I find it useful for letting me know if I’ve forgotten to comment things, if I’ve left fields as anything other than private, and if I have extra parentheses somewhere. I run Style Cop occasionally, but not as often as others. Swapping between the rule sets is a little annoying.
CodeRush is awesome for a lot of things, and its static analysis is really an ancillary benefit. It maintains an “issues list” for each file and highlights these issues in real time, right in the IDE. A few of them are a little bizarre (suggesting to always use “var” keyword if it is possible), but most of them are actually really helpful and not suggested by the MS Tools or anything else I use. It does occasionally false flag dead code and get a few things wrong, but it’s fairly easy to configure it to ignore issues on a per file, per namespace, per solution basis.
The only real downside here is that CodeRush has a seat licensing cost and that and the other overhead of CodeRush make it a little overkill-ish if you’re just interested in Static Analysis. I fully endorse getting CodeRush in general, however, for all of its features.

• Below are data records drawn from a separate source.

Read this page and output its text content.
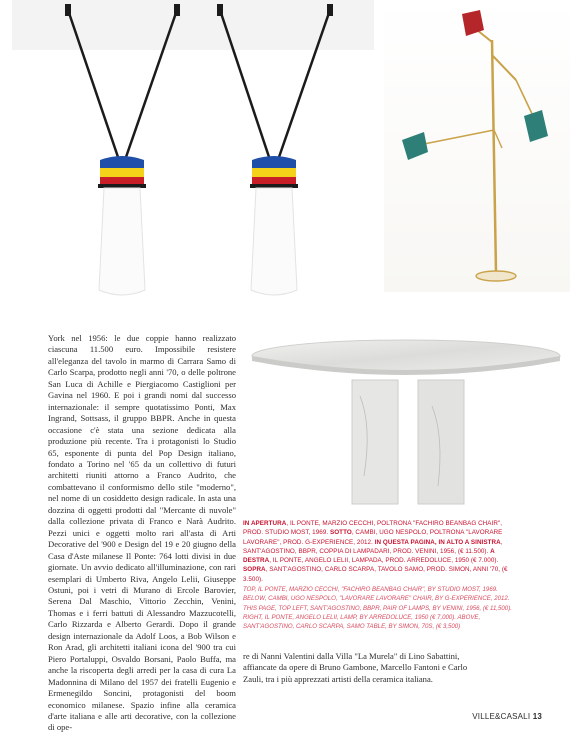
York nel 1956: le due coppie hanno realizzato ciascuna 11.500 euro. Impossibile resistere all'eleganza del tavolo in marmo di Carrara Samo di Carlo Scarpa, prodotto negli anni '70, o delle poltrone San Luca di Achille e Piergiacomo Castiglioni per Gavina nel 1960. E poi i grandi nomi dal successo internazionale: il sempre quotatissimo Ponti, Max Ingrand, Sottsass, il gruppo BBPR. Anche in questa occasione c'è stata una sezione dedicata alla produzione più recente. Tra i protagonisti lo Studio 65, esponente di punta del Pop Design italiano, fondato a Torino nel '65 da un collettivo di futuri architetti riuniti attorno a Franco Audrito, che combattevano il conformismo dello stile "moderno", nel nome di un cosiddetto design radicale. In asta una dozzina di oggetti prodotti dal "Mercante di nuvole" dalla collezione privata di Franco e Narà Audrito. Pezzi unici e oggetti molto rari all'asta di Arti Decorative del '900 e Design del 19 e 20 giugno della Casa d'Aste milanese Il Ponte: 764 lotti divisi in due giornate. Un avvio dedicato all'illuminazione, con rari esemplari di Umberto Riva, Angelo Lelii, Giuseppe Ostuni, poi i vetri di Murano di Ercole Barovier, Serena Dal Maschio, Vittorio Zecchin, Venini, Thomas e i ferri battuti di Alessandro Mazzucotelli, Carlo Rizzarda e Alberto Gerardi. Dopo il grande design internazionale da Adolf Loos, a Bob Wilson e Ron Arad, gli architetti italiani icona del '900 tra cui Piero Portaluppi, Osvaldo Borsani, Paolo Buffa, ma anche la riscoperta degli arredi per la casa di cura La Madonnina di Milano del 1957 dei fratelli Eugenio e Ermenegildo Soncini, protagonisti del boom economico milanese. Spazio infine alla ceramica d'arte italiana e alle arti decorative, con la collezione di ope-

IN APERTURA, IL PONTE, MARZIO CECCHI, POLTRONA "FACHIRO BEANBAG CHAIR", PROD. STUDIO MOST, 1969. SOTTO, CAMBI, UGO NESPOLO, POLTRONA "LAVORARE LAVORARE", PROD. G-EXPERIENCE, 2012. IN QUESTA PAGINA, IN ALTO A SINISTRA, SANT'AGOSTINO, BBPR, COPPIA DI LAMPADARI, PROD. VENINI, 1956, (€ 11.500). A DESTRA, IL PONTE, ANGELO LELII, LAMPADA, PROD. ARREDOLUCE, 1950 (€ 7.000). SOPRA, SANT'AGOSTINO, CARLO SCARPA, TAVOLO SAMO, PROD. SIMON, ANNI '70, (€ 3.500).

TOP, IL PONTE, MARZIO CECCHI, "FACHIRO BEANBAG CHAIR", BY STUDIO MOST, 1969. BELOW, CAMBI, UGO NESPOLO, "LAVORARE LAVORARE" CHAIR, BY G-EXPERIENCE, 2012. THIS PAGE, TOP LEFT, SANT'AGOSTINO, BBPR, PAIR OF LAMPS, BY VENINI, 1956, (€ 11,500). RIGHT, IL PONTE, ANGELO LELII, LAMP, BY ARREDOLUCE, 1950 (€ 7,000). ABOVE, SANT'AGOSTINO, CARLO SCARPA, SAMO TABLE, BY SIMON, 70S, (€ 3,500)

re di Nanni Valentini dalla Villa "La Murela" di Lino Sabattini, affiancate da opere di Bruno Gambone, Marcello Fantoni e Carlo Zauli, tra i più apprezzati artisti della ceramica italiana.
VILLE&CASALI 13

Like CodeRush, this tool is really intended for something else, and it provides static analysis as a side effect. Code Contracts is an academically developed tool that facilitates design by contract. Pre- and post-conditions as well as class invariants can be enforced at build time. Probably because of the nature of doing this, it also just so happens to offer a feature wherein you can have warning squigglies pop up anywhere you might be dereferencing null, violating array bounds, or making invalid arithmetic assumptions.
To me, this is awesome, and I don’t know of other tools that do this. The only downside is that, on larger projects, this takes a long time to run. However, getting an automatic check for null dereferences is worth the wait!
I use it explicitly for the three things I mentioned, though, if I get a chance and enough time, I’d like to explore its design by contract properties as well.
NDepend is really kind of an architectural tool. It lets you make assessments about different dependencies in your code, and it provides you with all kinds of neat graphs that report on them. But my favorite feature of NDepend is the static analysis in the form of Code Querying. It exposes SQL-like semantics that let you write queries against your code base, such as “SELECT ALL Methods WHERE CyclomaticComplexity > 25″ (paraphrase). You can tweak these things, write your own, or go with the ones out of the box. They’re all commented, too, in ways that are helpful for understanding and modifying.
There is really no downside to NDepend aside from the fact that it costs some money. But if you have the money to spare, I highly recommend it. I use this all the time for querying my code bases in whatever manner strikes my fancy.
I think that Nitriq and NDepend are probably competitors, but I won’t do any kind of comparison evaluation because I only have the free version of Nitriq. Nitriq has the same kind of querying paradigm as NDepend, except that it uses LINQ semantics instead of SQL. That’s probably a little more C# developer friendly, as I suppose not everyone that writes C# code knows SQL (although it strikes me that all programmers ought to have at least passing familiarity with SQL).
In the free version you can only assess one assembly at a time, though I don’t consider that a weakness. I use Nitriq a lot less than NDepend, but when I do fire it up, the interface is a little less cluttered and it’s perhaps a bit more intuitive. Though, for all I know, the paid version may get complicated.
So, that’s my pitch for static analysis. The tools are out there, and I suspect that they’re only going to become more and more common. If this is new to you, check these tools out and try them! If you’re familiar with static analysis, hopefully there’s something here that’s new and worth investigating.